Выбрать главу

Иногда вспоминали погибших ребят. Но надрыва, при котором рыдая бьют себя в грудь и разрывают тельняшку, непрестанно повторяя: «На его месте должен был быть я!» — не наблюдалось.

Черт его знает, может, мы и вправду так очерствели душами, что нас уже ничем не проймешь? Русский человек вообще крепче любого другого при всей своей сентиментальности и прочим ностальгиям. «Афганский синдром», а потом и чеченский не достигали у нас такого накала, как пресловутый вьетнамский у американских ветеранов. Вероятно, потому, что советский, российский человек не привык жить в роскоши и, попадая на войну, не совсем уж лишается всех удовольствий жизни, что так милы янкесам. Что в принципе человеку на фронте надо? Чтобы пищу подвозили вовремя, чтобы поменьше стреляли и относительная чистота, без которой, если нет возможности, и так можно прожить. Остаться бы в живых, прийти домой целым и невредимым — высшее счастье, о котором только мечтается. все остальное — как повезет. Вернулся с операции, в баньке попарился, налопался от пуза — и спать, чтобы не дергали неурочными подъемами. А если уж выпивка случайно появилась — вообще лафа!

Вот так мы примерно и жили тогда, ожидая приказа на дальнейшие действия. Потом стали появляться родители. Как они добирались до нас — одному богу известно. Разные они были. Кто-то умолял вспомнить, где, когда и как исчез его сыночек, кто-то кричал и угрожал всеми смертными карами, если тут же не представят пред очи его любимое чадо. После нескольких тяжелых разговоров я старался не попадаться родителям на глаза. Свое дело выполнил, как мог, большинство пацанов сберег, а что сам целый остался — так это карма. Вины за собой я не ощущал. В конце концов есть замполиты, или, как они теперь называются, офицеры по работе с личным составом. Вот пусть и отдуваются, у них языки длинные. А мне своих забот хватает.

Все же однажды увернуться не удалось. Эта мать приехала откуда-то из-под Тулы и уже неделю безуспешно пыталась найти хоть упоминание о сыне, хоть одного его сослуживца. Но у нас он не служил, это я знал точно, зря она искала. И поэтому, когда женщина неожиданно появилась передо мной в проходе между палатками, я, поняв, что разговора не избежать, как можно добродушней сказал:

— Мамаша, нет здесь вашего сыночка. Поищите в других частях. Вот через час машина пойдет, я поспособствую, чтобы вас довезли.

Она, всматриваясь мне в лицо красными от слез глазами, протянула картонный прямоугольник.

— Посмотрите, Христа ради! Может быть, вспомните?

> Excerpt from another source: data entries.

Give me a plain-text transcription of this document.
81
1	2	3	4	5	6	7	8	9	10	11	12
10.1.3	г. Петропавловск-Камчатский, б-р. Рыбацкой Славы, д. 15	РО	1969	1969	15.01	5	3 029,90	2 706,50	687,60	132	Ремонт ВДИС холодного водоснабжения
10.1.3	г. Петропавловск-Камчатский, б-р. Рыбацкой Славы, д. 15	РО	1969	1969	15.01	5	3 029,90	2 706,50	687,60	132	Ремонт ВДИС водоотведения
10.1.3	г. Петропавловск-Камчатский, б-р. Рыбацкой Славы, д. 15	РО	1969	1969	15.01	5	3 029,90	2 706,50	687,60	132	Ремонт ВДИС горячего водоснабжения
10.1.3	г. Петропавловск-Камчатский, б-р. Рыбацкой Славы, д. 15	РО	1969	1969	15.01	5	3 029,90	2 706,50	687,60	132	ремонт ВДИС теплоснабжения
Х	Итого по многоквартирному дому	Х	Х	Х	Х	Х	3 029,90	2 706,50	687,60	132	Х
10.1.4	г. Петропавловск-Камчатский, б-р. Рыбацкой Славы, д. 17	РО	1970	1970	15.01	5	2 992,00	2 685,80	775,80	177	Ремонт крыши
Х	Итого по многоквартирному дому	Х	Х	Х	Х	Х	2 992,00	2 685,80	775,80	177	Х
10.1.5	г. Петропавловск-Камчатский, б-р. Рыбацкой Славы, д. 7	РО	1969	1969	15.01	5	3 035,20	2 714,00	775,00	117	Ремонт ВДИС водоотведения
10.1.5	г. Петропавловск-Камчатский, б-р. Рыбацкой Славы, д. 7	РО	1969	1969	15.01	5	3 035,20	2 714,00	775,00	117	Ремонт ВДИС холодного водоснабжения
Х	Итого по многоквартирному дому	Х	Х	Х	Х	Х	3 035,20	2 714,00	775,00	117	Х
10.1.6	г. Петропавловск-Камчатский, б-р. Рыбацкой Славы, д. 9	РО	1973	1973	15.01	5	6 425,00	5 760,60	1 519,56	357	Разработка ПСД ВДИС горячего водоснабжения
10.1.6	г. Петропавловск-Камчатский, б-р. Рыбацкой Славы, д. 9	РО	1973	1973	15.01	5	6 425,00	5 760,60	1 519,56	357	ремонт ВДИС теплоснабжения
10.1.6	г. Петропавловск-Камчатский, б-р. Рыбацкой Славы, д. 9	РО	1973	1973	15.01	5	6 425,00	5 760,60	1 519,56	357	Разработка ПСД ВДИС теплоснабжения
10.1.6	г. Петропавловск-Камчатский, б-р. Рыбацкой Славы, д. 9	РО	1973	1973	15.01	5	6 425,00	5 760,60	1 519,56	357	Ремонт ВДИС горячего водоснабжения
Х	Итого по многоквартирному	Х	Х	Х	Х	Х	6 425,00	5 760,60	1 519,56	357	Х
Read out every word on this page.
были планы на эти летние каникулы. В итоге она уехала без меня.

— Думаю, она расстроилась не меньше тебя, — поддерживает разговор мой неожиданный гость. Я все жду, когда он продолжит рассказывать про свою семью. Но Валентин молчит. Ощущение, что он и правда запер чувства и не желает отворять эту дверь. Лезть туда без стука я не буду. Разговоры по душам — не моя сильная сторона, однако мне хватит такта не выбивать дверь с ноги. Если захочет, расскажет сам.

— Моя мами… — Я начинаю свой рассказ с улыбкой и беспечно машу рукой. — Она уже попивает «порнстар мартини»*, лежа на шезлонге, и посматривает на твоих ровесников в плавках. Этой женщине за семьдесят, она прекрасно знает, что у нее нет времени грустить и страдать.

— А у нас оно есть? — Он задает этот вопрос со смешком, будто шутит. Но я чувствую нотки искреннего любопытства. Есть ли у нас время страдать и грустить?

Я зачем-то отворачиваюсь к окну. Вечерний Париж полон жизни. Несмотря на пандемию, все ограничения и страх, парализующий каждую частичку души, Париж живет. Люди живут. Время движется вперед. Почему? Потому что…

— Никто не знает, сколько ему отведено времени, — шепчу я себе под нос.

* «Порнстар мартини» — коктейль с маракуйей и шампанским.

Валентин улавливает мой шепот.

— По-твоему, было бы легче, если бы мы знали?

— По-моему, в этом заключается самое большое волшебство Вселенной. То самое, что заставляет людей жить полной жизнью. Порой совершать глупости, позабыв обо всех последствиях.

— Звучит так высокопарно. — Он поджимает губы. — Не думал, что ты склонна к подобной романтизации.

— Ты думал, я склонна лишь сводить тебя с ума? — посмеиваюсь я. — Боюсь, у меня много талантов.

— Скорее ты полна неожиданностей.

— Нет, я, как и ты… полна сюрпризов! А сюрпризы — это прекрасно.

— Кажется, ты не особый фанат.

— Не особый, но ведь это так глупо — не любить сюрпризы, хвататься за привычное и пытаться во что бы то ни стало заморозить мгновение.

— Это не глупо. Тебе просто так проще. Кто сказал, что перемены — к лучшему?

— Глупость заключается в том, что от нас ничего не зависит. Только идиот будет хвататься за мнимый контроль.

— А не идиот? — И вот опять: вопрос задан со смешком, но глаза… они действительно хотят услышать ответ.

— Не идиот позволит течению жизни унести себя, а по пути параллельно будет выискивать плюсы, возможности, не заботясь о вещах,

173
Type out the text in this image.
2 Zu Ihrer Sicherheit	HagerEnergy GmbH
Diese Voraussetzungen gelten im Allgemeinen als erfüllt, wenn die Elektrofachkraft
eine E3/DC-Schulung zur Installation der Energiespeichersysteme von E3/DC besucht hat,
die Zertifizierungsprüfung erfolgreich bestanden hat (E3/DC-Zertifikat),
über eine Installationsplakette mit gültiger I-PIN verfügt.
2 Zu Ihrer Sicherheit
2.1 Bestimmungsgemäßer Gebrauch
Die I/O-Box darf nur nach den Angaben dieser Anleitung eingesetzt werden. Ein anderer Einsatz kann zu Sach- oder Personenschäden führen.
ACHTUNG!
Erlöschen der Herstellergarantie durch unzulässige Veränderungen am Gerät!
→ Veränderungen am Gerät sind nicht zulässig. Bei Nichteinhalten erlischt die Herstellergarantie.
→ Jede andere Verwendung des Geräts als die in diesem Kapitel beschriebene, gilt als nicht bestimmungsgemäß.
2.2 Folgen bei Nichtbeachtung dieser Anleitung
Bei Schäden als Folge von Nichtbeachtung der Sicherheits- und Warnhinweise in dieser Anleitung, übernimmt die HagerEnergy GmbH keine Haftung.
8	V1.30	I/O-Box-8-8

Сам не знаю, почему, я взял эту фотографию, вгляделся, держа ее на ладони. Обычный черно-белый снимок. Конопатый парнишка, только-только получивший «парадку» и сфотографировавшийся по этому поводу, чтобы послать карточку родителям и оставшейся дома девчонке. Глупый салага, такие сотнями гибли под пулями чеченских снайперов, горели в танках на улицах Грозного. Генералов бы туда, в огонь, политиков, которые отдавали преступные приказы, стремясь чужой кровью отмыть свои миллионные барыши от продажи чеченцам всего, что можно было продать. Где он сейчас, этот паренек?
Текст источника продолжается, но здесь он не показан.